Thursday, September 9, 2010

Red April


This book by Peruvian writer Santiago Roncagliolo (seen on the right) is translated from Spanish.  As I read the first few pages of contorted, stilted English, I groaned, "Oh boy, this is going to be tedious.  It's really going to test my habit of always finishing any book I start.  Why couldn't the translator translate into decent English?"  However, all was well.  That opening just set the scene; the turbid prose of Associate District Prosecutor Felix Chacaltana Saldivar’s police reports alerts us to his plodding commitment to bureaucratic process.  

Chacaltana is a stickler for details and follows up on a series of grisly murders, solely to complete the required documents.  Authorities don’t want him to dig into the real reasons for the murders, and he’s willing to include any kind of nonsensical explanation they feed him, as long as he can move that darned report into his out tray.   Based on my own experience in the late 80s, I had thought the Belgians were unmatched masters of bureaucratic process, to the exclusion of thinking about what they were doing.  They were amateurs compared to Chacaltana.

However, Chacaltana is slowly drawn into the investigation of the murders.  He moves from filling out forms to actually seeking the cause of the murders. He discerns the hand of the Mao-inspired guerrilla movement, the Shining Path.  But how can that be?  Officialdom is unanimous that the revolution is over and there are no more rebels left.  This is the year 2000, decades after the horrific civil war of the 80s and 90s, when 70,000 lost their lives. 

Yet, when Chacaltana is posted to a rural village to oversee the Presidential elections there is ample evidence that the rebels are still around, even though the evidence is cleaned up every morning by the police.  Indeed, everyone in the book is well practised in being blind and deaf to events around them.  “In this country, there is no terrorism, by orders from the top”, states a military boss.

When the scene moves back to Chacaltana's home town of Ayacucho, tourists are arriving for the Holy Week preparations, which themselves feature bloodthirsty rituals celebrating torture and pain.

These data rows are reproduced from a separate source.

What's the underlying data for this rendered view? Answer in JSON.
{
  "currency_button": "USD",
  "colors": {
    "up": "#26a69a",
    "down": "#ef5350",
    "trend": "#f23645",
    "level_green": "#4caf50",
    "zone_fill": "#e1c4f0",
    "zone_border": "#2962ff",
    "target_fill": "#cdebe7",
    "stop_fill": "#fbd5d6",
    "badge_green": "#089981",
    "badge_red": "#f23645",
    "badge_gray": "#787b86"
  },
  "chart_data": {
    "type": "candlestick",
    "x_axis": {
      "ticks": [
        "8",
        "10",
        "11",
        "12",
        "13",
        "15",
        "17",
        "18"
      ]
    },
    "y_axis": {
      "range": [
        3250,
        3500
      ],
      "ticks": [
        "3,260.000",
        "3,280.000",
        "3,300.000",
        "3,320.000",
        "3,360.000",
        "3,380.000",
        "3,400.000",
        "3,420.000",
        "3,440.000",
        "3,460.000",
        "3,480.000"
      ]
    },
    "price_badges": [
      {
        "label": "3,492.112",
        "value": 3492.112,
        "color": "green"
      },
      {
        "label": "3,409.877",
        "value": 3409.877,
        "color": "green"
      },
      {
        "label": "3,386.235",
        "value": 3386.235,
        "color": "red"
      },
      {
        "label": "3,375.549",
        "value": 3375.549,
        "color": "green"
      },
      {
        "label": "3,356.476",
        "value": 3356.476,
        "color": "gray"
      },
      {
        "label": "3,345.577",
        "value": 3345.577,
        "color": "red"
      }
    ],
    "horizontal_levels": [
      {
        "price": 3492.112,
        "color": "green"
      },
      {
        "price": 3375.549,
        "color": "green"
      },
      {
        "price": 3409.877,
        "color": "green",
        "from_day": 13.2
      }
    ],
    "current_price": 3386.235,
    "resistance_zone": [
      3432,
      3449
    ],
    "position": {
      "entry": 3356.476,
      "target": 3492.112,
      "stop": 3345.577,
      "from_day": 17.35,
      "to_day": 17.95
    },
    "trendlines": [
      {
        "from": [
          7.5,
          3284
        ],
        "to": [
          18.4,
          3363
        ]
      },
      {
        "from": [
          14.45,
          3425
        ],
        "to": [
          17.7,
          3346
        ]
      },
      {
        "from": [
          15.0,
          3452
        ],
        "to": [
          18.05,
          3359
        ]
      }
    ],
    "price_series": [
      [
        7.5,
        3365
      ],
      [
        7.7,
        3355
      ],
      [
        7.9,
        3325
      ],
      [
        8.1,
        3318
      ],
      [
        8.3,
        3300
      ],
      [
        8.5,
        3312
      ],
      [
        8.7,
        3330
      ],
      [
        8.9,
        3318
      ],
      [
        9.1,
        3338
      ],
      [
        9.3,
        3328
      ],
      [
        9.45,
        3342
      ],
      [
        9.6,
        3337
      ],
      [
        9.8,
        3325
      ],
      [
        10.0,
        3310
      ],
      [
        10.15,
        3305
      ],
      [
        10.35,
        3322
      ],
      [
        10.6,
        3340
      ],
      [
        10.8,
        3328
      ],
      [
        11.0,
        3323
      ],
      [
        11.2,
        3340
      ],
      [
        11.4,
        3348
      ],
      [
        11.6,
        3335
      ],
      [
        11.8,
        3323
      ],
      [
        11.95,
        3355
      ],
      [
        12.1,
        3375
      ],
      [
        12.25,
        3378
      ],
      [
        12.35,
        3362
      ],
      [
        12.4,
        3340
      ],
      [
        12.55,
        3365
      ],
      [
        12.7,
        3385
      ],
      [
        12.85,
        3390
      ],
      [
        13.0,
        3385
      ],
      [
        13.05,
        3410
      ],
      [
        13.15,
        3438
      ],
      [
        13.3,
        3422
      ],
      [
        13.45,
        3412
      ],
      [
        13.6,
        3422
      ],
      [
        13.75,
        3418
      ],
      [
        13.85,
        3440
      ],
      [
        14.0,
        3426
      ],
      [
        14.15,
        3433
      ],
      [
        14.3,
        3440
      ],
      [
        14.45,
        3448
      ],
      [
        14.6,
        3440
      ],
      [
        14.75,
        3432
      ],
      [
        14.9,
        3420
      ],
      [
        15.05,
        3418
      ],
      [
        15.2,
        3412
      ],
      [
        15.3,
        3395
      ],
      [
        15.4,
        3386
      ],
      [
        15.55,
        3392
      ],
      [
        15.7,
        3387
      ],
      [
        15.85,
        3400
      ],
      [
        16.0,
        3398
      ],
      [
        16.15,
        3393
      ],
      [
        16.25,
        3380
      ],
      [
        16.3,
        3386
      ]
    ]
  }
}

Chacaltana is still talking to his long-dead mother, and he’s falling deeply in love; both women have pasts closely associated with the years of terror.  And Chacaltana’s almost incredible naivete and blindness is falling away in the face of the events he’s experienced.  He ends up a confused man – “I have difficulty distinguishing between us and the enemy... I begin to ask myself exactly what it is we fought against.”

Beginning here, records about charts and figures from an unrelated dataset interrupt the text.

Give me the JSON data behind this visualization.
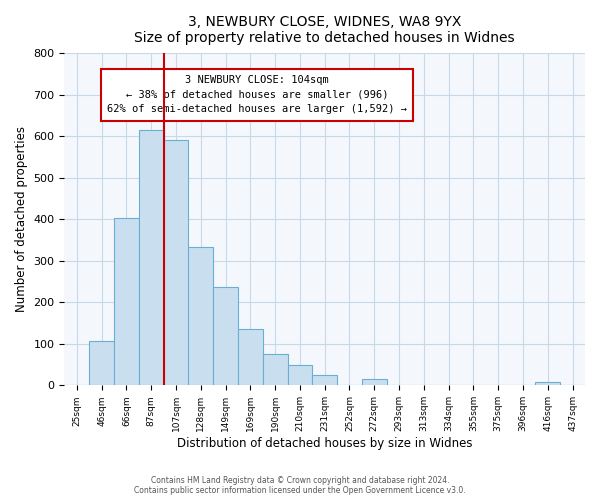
{
  "title": "3, NEWBURY CLOSE, WIDNES, WA8 9YX",
  "subtitle": "Size of property relative to detached houses in Widnes",
  "xlabel": "Distribution of detached houses by size in Widnes",
  "ylabel": "Number of detached properties",
  "bin_labels": [
    "25sqm",
    "46sqm",
    "66sqm",
    "87sqm",
    "107sqm",
    "128sqm",
    "149sqm",
    "169sqm",
    "190sqm",
    "210sqm",
    "231sqm",
    "252sqm",
    "272sqm",
    "293sqm",
    "313sqm",
    "334sqm",
    "355sqm",
    "375sqm",
    "396sqm",
    "416sqm",
    "437sqm"
  ],
  "bar_heights": [
    0,
    106,
    403,
    615,
    590,
    333,
    236,
    136,
    76,
    49,
    25,
    0,
    15,
    0,
    0,
    0,
    0,
    0,
    0,
    8,
    0
  ],
  "bar_color": "#c9dff0",
  "bar_edgecolor": "#6aaed6",
  "property_line_x": 4,
  "property_line_color": "#cc0000",
  "ylim": [
    0,
    800
  ],
  "yticks": [
    0,
    100,
    200,
    300,
    400,
    500,
    600,
    700,
    800
  ],
  "annotation_title": "3 NEWBURY CLOSE: 104sqm",
  "annotation_line1": "← 38% of detached houses are smaller (996)",
  "annotation_line2": "62% of semi-detached houses are larger (1,592) →",
  "annotation_box_color": "#cc0000",
  "footer1": "Contains HM Land Registry data © Crown copyright and database right 2024.",
  "footer2": "Contains public sector information licensed under the Open Government Licence v3.0.",
  "ax_facecolor": "#f4f8fc",
  "grid_color": "#c8d8e8"
}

This was a really good book.  I recently heard someone describe how publishers undertake initial screening of the many books submitted to them.  They assess whether the main character at the beginning of the book has changed by the end of the book.  If so, then it’s worth reading the whole book; otherwise it hits the rejection pile.  In this book, Chacaltana certainly changes between beginning and end.  In my case, the reader also changed as I learned more about a period I had only cursory knowledge of.  I would highly recommend this book.